治療を始めて1ヶ月毎に何らかの数値を測る検査が行われる。そこで基準数値を超えていなければ、その検査はクリア。それを3回連続クリアしなくてはいけない。
連続でなければ意味がなく、1回でもアウトならまたやり直しである。
【1セット=3回の検査】という事らしい。
後で知ったのだが、この治療を行っている病院は少なく、遠方からわざわざこの病院に通っている人もいるようだった。
先生は愛想0%だが、どうやら凄い人のようだ。
休院日以外は毎日通った。
先生とのやりとりも慣れ、カーテン越しに愛想なく言われる「はい、始めます。はい、お終い。」に対して、私も「はい。どーも。」と対抗するかの様に同じトーンで返す。
「今日は暑いですね。」「体調どうですか。」「どんな感じですかね。」
ほぼ毎日通っているのに、こんな会話を交わした記憶はない。
新しい職場に通う様になっても、変わらず通い続けた。
定時に直ぐ会社を出て、まっすぐに病院に向かう。そうすれば最終受付時間ギリギリに滑り込む事ができていた。

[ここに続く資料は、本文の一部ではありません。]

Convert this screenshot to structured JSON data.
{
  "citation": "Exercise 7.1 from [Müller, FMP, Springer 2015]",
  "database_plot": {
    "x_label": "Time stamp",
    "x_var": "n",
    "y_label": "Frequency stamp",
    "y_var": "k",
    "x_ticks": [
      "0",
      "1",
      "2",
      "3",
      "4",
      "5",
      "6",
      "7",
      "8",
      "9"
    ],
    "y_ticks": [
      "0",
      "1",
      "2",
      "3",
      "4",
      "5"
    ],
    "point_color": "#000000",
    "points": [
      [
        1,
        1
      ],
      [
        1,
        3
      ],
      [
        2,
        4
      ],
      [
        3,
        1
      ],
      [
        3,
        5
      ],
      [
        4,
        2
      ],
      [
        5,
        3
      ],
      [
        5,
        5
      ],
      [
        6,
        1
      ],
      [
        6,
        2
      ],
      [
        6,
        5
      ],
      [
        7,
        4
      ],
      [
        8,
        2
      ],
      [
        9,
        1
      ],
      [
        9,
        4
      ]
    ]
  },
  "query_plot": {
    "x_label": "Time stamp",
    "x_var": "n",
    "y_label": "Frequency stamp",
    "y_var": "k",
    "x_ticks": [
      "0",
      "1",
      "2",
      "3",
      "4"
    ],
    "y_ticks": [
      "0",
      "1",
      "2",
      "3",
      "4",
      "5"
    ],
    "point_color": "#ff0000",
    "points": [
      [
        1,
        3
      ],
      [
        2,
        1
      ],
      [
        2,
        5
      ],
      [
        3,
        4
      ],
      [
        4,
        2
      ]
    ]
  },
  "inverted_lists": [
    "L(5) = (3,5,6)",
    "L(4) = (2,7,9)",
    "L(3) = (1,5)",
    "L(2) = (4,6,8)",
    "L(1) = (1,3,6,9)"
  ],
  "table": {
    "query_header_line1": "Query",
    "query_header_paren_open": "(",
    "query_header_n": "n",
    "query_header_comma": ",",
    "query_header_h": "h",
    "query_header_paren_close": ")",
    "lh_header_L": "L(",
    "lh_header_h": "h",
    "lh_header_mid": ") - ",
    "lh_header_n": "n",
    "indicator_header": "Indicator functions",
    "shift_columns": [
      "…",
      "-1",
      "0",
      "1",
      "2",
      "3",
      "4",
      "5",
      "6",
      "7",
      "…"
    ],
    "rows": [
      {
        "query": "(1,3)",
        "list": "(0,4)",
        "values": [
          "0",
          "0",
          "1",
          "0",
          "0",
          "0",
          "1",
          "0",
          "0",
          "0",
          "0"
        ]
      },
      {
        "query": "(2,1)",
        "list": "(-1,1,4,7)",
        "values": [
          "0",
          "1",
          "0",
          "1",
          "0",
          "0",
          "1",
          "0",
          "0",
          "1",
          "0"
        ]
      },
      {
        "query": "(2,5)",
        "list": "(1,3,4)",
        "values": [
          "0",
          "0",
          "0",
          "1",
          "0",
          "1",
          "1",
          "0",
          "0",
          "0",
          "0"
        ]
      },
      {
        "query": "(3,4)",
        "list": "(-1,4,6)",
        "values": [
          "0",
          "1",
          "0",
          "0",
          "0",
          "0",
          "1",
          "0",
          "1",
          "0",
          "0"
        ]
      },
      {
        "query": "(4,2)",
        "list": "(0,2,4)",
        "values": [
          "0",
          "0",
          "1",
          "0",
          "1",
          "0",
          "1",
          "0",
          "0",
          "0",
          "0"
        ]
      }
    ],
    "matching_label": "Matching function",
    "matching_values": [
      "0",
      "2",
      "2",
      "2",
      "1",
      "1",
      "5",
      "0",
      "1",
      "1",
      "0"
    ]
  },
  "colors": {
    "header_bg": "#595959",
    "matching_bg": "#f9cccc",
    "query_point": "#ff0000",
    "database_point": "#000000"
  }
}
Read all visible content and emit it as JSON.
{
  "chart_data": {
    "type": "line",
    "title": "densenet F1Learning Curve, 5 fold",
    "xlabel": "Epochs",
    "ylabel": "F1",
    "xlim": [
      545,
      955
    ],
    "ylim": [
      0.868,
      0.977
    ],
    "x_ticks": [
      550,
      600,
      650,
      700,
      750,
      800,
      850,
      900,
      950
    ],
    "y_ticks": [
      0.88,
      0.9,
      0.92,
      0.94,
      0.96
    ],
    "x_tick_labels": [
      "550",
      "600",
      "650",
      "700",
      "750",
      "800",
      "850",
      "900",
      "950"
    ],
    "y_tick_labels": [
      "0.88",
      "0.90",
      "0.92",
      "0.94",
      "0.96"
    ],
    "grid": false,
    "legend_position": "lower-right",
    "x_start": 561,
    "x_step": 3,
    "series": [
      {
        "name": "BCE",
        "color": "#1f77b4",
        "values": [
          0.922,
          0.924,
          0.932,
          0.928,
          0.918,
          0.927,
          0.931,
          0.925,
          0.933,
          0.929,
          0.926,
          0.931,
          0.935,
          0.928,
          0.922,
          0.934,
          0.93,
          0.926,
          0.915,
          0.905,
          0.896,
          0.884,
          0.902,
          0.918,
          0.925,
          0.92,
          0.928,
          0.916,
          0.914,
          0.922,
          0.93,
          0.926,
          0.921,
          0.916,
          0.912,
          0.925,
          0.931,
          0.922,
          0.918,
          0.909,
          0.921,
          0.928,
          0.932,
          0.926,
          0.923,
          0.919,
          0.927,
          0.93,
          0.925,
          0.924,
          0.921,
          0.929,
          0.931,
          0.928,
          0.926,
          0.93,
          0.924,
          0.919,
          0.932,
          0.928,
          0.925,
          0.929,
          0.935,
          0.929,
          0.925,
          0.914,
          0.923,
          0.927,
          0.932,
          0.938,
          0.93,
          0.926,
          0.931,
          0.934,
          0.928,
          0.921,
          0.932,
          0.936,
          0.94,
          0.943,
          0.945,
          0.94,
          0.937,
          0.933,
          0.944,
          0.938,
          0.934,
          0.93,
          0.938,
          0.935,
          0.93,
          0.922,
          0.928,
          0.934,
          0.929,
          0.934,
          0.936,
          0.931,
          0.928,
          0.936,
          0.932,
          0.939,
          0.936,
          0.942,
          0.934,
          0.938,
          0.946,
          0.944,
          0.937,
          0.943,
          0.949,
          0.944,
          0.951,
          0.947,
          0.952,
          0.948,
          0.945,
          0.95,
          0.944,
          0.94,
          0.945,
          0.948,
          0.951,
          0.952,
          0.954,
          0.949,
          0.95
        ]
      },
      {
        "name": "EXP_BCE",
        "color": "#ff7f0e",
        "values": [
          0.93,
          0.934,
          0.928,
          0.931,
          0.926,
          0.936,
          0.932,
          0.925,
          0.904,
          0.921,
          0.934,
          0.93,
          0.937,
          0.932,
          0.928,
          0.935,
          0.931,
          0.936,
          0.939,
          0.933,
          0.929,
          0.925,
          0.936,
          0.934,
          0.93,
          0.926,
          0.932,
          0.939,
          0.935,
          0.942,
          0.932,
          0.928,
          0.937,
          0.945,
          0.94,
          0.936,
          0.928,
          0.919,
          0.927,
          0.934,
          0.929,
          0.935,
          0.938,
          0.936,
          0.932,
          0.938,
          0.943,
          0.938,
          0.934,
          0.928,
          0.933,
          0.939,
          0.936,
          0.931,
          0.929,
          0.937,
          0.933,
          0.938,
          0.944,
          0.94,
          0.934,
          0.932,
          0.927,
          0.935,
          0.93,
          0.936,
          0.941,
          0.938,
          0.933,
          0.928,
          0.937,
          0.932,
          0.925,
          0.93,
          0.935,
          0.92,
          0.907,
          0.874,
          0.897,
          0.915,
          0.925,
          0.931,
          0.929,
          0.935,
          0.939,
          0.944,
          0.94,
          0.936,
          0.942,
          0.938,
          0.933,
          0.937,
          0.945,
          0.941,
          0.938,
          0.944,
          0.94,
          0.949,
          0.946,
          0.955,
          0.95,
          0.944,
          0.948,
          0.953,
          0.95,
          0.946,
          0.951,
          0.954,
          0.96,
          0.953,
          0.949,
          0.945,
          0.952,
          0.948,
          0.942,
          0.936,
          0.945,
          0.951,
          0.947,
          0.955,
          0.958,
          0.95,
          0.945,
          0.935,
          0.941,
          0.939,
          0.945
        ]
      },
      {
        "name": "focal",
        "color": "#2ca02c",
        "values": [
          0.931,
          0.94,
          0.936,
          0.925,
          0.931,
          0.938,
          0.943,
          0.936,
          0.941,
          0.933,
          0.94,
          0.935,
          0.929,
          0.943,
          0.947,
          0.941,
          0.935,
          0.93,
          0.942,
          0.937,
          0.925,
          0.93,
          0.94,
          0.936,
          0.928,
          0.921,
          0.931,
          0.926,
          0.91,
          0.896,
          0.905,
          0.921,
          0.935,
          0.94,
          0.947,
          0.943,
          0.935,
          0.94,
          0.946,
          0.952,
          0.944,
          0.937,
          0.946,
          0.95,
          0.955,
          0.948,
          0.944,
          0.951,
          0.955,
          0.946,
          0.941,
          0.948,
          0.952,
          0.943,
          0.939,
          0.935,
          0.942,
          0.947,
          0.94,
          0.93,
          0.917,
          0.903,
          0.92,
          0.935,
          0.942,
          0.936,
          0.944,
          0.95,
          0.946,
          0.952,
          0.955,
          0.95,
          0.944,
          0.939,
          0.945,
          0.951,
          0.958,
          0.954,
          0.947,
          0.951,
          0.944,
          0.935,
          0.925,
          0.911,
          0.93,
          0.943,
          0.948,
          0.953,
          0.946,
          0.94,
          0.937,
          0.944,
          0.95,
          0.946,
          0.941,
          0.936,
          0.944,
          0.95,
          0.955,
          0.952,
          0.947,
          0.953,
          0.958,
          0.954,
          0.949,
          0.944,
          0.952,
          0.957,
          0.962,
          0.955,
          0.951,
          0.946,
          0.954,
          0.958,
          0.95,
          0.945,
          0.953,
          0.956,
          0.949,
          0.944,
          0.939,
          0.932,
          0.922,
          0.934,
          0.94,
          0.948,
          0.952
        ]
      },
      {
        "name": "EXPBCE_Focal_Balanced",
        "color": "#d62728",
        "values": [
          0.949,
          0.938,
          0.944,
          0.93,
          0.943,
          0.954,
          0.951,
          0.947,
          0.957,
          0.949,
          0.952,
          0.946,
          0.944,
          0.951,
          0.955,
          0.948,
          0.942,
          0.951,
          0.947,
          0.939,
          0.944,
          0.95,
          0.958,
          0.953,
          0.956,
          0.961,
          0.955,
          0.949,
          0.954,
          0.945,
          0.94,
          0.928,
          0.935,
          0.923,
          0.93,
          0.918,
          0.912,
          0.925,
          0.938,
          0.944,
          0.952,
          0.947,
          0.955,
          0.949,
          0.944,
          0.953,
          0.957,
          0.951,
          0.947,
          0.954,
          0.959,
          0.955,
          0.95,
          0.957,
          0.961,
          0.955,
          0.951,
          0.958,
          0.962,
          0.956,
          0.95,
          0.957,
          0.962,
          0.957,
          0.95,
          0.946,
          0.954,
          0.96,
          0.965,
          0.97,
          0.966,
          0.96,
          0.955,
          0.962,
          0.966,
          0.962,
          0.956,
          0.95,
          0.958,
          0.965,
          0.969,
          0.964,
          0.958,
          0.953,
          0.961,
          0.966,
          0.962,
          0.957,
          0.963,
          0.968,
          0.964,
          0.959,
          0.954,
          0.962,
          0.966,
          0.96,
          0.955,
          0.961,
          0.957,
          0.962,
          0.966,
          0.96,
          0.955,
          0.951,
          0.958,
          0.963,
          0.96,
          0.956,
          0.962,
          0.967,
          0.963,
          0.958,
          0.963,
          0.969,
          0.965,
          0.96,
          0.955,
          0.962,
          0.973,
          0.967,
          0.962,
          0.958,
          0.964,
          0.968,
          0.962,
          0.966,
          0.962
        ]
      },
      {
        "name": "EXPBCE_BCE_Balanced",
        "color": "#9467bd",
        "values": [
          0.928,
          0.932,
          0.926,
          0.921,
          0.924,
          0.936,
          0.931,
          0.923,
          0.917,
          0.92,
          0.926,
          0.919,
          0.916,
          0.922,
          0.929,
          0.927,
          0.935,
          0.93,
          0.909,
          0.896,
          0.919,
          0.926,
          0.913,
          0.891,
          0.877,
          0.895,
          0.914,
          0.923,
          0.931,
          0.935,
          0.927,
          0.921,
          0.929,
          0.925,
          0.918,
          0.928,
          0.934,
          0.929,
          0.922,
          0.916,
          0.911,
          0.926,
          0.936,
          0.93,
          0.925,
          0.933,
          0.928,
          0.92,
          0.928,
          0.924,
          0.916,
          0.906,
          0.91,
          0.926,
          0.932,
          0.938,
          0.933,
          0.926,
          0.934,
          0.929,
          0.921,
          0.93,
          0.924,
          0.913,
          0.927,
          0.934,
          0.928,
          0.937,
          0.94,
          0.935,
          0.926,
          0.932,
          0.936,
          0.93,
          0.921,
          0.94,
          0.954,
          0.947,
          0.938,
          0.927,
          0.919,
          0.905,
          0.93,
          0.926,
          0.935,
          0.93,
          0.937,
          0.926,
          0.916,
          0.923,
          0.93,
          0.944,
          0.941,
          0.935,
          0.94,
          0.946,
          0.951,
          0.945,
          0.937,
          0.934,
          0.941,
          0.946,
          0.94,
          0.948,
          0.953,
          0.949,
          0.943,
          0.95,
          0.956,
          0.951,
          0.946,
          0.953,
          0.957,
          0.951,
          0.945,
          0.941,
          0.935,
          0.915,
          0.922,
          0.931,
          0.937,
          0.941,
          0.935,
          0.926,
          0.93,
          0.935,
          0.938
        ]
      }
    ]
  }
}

仕事を終えた同年代の女性が、子供のお迎えや恋人とのデートの為に、早歩きで駅構内を歩いているのに、私は子宮をデッキブラシで擦られる為に急いでいる……そう思うと、毎日とても虚しくなった。
仕事も始めたし、辛い治療もサボってないし、家事もそれなりにこなしている。自分では『こんなにも頑張っている!』と思っていた。
しかし神様には『この程度の頑張り』と思われていたのだろうか。それとも、前世での行いがよっぽど悪かったのか……。
ある日、いつも通り治療に行くと、またしても衝撃の事実を伝えられた。
「血液検査で分かったんだけど。君には、ウイルスを撃退するDNAがないんだ!」
久しぶりにカーテン越しではない先生を見たかと思えば、開口一番にこう言われた。
前回簡単に説明したが、子宮頸癌の主な発症源であるH P V(ヒトパピロマーウイルス)は、感染しても9割の人が自己免疫力で自然排除する。
それが私の場合は、そもそもウイルスを自然排除するDNAを生まれつき持ち合わせていなかったのだ。
つまり感染すれば必ず子宮頸癌を発症する体だった。
「こんなの初めてだよ。」と初めての案件に、さすがの先生も少し興奮気味だった。
そして「DNAがそうなのだから、兄弟がいたら直ぐに検査を受ける様に伝えなさい。男でも。」といつもより強めの口調で言われた。
主人・両親に次いで、姉と弟にまで迷惑をかける羽目になったと消沈した。
今考えると、姉と弟に直接迷惑をかけた訳ではないが、こんなに立て続けに“受け入れがたい事実”を伝えられると、もう“自分のせいだ”と思う様になっていた。
そして、『あ……、子宮のせいじゃなかった。』と癌になった事を子宮のせいにしていた事を思い出した。
不妊・流産を起こしやすい姿をしていたが、癌になったのは子宮のせいではなかった。主人に続き子宮にも濡れ衣を着せていた。
『すまない。子宮。』
(文/ワタナベミユキ)
※この連載は個人の体験です。治療や薬の処方などに関しては必ず医師に相談してください。